In Houston, Texas, the first oil industry layoffs have been announced, with Realtors there predicting a sharp decline, up to 12 percent, in home sales next year.
Alaska's 2015 fiscal year budget revenue forecast will have to be lowered by almost $2 billion, according to Fitch Ratings, because of the sharp drop in the state's forecast crude prices. That will widen Alaska's budget gap to almost $3.4 billion, Fitch said in a Dec. 11 report.
States such as Texas, North Dakota, Alaska, Oklahoma and New Mexico are all likely to feel strains next year, Wells Fargo Securities municipal analyst Roy Eappen said in a recent report.
Meanwhile, household sentiment in Texas, Louisiana, Oklahoma and Arkansas where memories of the catastrophic 1980s oil crash are still fresh, weakened in October more than any other region, according to a report by Decision Analyst Inc. The Texas-based research company surveys monthly thousands of homeowners in the Census Bureau's nine regional divisions.
The West South Central division, comprising those four states, had seen the strongest growth for four years, but in October survey lagged the rest of the nation, with economic gauges improving in six regions and two recording no change.
"The fact that the economic index is in decline in this region signals that the economy in these oil states is heading for an economic slowdown," said Jerry Thomas, president of Decision Analyst.
Responding to a more than 40 percent drop in crude prices since June, at least a dozen U.S. energy companies have cut spending plans for next year - bad news for states that rely on jobs, wealth and tax income they provide.
As a result, while most states expect a tailwind from cheaper oil and its boost to consumption, it is the oil states' turn to act as a drag on the nation's overall economic growth.
Thanks to the shale oil boom North Dakota's economy grew by a fifth in 2012 and almost 10 percent last year. Texas economy expanded by nearly 7 percent in 2012 and 3.7 percent in 2013 compared with nationwide rates of 2.5 percent and 1.8 percent, respectively. That is about to change.
In a sign of things to come, Houston-based Hercules Offshore Inc recently notified the authorities of planned "mass layoffs." In an Oct. 30 letter, a copy of which has been obtained by Reuters, the company said it would be permanently laying off 324 workers in its Gulf of Mexico operations due to the anticipated closure of four rigs.

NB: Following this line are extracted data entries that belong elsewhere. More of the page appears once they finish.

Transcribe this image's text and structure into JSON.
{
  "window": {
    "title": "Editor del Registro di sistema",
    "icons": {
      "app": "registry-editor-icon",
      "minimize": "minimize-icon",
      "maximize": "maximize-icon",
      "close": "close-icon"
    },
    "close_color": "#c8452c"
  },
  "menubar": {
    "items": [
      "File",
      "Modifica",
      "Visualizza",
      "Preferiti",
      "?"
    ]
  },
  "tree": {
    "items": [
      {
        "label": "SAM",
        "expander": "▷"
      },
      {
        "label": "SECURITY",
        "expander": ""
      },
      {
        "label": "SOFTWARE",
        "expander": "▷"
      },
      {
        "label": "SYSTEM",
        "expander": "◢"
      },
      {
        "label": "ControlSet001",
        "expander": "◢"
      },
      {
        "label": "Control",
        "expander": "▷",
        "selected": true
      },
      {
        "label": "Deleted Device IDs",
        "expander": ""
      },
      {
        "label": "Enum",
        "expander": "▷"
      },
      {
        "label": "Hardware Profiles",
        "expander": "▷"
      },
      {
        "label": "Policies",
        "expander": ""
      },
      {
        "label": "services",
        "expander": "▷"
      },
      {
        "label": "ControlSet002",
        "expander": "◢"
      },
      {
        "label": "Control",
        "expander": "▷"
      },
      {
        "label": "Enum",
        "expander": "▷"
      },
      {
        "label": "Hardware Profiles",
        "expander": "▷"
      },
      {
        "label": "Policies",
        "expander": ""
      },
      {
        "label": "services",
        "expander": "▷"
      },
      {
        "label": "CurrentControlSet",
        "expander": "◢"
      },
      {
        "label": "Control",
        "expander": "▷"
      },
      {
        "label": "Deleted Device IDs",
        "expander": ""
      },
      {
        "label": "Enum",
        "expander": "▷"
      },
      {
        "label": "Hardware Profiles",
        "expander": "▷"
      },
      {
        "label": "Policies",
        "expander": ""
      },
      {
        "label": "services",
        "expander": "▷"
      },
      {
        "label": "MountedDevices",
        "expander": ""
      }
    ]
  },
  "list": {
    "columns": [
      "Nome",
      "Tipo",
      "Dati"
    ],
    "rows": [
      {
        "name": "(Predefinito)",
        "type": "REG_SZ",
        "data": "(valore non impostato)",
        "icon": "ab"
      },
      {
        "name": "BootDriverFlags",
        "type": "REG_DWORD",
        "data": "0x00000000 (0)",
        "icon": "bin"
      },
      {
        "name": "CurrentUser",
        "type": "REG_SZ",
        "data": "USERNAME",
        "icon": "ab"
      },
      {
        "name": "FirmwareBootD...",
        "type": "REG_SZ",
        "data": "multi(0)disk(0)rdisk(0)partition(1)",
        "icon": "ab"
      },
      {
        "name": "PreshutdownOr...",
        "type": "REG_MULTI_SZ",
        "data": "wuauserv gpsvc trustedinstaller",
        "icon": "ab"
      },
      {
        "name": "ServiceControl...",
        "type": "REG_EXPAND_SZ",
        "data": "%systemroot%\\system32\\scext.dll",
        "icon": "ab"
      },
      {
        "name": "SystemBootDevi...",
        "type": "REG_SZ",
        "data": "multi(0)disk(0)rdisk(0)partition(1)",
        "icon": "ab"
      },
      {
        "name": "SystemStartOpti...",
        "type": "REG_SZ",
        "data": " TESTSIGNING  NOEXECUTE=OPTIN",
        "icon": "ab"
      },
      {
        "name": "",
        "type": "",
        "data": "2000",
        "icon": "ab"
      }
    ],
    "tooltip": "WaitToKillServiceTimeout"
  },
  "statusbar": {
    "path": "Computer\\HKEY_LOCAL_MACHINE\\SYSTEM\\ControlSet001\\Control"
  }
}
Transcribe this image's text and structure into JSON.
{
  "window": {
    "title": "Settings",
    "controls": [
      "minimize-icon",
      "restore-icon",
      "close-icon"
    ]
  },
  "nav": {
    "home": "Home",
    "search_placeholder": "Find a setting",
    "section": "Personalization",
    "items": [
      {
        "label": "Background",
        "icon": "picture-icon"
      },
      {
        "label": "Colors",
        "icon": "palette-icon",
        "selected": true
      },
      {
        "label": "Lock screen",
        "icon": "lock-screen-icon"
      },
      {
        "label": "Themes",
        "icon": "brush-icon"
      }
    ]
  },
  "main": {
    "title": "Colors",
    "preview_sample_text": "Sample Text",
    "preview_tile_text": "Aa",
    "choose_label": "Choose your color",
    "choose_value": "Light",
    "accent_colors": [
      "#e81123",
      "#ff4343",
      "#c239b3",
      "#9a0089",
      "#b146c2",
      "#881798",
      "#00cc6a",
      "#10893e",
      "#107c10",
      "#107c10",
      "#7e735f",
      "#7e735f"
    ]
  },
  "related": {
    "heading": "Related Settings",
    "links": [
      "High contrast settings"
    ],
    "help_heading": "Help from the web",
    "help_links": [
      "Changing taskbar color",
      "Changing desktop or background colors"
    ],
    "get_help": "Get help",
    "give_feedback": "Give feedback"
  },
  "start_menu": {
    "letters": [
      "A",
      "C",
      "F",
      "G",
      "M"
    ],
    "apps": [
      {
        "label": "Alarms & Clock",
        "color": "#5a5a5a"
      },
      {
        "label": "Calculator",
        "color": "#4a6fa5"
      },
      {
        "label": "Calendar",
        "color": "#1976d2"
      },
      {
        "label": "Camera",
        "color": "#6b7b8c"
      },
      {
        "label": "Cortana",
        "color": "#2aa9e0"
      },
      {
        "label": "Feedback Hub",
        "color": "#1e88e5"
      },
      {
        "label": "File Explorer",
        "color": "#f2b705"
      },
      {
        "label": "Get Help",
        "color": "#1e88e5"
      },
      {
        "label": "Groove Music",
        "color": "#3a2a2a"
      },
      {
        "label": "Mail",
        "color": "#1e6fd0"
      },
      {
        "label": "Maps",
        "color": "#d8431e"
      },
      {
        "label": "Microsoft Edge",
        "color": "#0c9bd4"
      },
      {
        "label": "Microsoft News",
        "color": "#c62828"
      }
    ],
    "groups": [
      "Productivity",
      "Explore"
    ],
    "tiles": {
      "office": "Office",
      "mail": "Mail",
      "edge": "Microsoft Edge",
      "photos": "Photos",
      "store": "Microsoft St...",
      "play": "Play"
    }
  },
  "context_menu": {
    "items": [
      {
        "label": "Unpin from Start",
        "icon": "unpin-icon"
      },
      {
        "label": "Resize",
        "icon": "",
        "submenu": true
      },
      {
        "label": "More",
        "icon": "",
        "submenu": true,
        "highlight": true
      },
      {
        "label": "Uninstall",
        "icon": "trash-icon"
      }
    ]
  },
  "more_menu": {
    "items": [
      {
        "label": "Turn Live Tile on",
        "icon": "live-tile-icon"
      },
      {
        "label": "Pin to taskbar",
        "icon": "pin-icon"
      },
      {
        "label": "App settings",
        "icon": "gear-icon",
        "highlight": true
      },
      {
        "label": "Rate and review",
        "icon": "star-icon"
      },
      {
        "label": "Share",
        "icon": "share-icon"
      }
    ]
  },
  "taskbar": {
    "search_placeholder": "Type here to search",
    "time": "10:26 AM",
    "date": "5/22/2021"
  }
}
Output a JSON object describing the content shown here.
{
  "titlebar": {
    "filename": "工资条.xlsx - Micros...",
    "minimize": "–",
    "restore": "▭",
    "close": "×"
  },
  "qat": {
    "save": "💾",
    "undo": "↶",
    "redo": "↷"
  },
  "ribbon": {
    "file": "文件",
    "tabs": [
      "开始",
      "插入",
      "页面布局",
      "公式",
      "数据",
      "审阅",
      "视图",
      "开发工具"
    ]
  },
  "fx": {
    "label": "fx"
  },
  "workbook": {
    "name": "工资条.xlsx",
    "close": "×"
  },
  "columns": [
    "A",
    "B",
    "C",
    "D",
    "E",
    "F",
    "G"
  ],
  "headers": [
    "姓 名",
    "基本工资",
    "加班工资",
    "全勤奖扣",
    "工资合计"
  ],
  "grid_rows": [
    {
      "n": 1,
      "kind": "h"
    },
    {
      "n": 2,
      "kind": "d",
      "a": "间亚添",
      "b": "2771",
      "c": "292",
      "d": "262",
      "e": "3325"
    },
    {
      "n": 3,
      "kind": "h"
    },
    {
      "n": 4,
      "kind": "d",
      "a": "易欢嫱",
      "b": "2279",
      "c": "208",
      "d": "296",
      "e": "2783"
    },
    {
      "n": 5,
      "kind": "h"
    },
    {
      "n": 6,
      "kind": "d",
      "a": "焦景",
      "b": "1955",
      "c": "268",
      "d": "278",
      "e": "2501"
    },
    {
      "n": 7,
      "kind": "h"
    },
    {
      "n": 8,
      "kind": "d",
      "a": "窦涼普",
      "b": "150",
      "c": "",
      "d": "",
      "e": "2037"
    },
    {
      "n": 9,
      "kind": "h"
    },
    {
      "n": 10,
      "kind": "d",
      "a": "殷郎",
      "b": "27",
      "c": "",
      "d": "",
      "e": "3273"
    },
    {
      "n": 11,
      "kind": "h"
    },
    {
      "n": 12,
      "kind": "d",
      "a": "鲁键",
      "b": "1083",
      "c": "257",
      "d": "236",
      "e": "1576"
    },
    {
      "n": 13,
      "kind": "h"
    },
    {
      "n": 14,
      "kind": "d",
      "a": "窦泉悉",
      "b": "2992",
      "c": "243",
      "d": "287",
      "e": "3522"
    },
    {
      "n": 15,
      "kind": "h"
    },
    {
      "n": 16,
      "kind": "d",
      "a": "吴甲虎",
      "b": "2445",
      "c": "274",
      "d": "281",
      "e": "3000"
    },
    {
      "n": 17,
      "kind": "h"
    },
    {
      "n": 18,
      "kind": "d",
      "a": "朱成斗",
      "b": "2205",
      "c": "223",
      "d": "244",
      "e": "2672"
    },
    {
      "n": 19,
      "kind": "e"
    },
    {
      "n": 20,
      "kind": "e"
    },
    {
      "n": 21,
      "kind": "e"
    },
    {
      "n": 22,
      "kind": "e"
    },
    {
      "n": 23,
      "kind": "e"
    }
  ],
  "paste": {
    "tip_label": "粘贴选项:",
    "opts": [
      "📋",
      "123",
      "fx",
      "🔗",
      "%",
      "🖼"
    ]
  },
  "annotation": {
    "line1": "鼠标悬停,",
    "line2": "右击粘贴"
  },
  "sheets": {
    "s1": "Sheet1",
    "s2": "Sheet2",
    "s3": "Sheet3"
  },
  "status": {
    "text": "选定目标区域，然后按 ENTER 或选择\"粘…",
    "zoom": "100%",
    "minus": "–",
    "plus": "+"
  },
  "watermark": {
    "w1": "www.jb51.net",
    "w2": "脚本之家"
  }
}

According to company filings, it has 2,200 employees.
Hercules Offshore did not respond to a request for comment.
The number of well permits fell almost 40 percent nationwide in November, according to industry data firm Drilling Info Inc., which means fewer jobs and less related business.
Bud Weinstein, an energy economist at Southern Methodist University in Dallas, said the downturn in production will affect related industries such as transportation, cement, metal parts and food suppliers.
For example, it takes up to 2,000 truck trips to build one new well, Weinstein said.
An informal tally by Reuters of announced plans for U.S. drilling rig operations shows at least seven firms plan to cut the number of rigs they operate now by a total of more than 50 in 2015, with each rig estimated to employ 50-60 workers.
Another concern is dwindling sources of funding that would help companies ride out the downturn. Prices of some of the junk-rated bonds that helped energy companies finance their expansion during boom years have been tumbling and banks in oil-producing regions are expected to curb lending to the energy sector.
Russell Evans, an Oklahoma City University economist, said the 1982 oil crash has left deep scars in Oklahoma where oil and gas industry accounts for about 20 percent of all jobs and two-thirds of those created since 2008.
Evans expects Oklahoma to weather the current price slide better because of a strong long-term outlook for the industry, but the history of booms and busts keeps many on edge.
"There is a fair amount of anxiety here," he said.
For Karr Ingham, whose firm Ingham Economic Reporting monitors rig counts, permits and the oil economy in Texas, there is no doubt that hard times are just round the corner.
"A slowdown is coming, period. It's just a matter of time."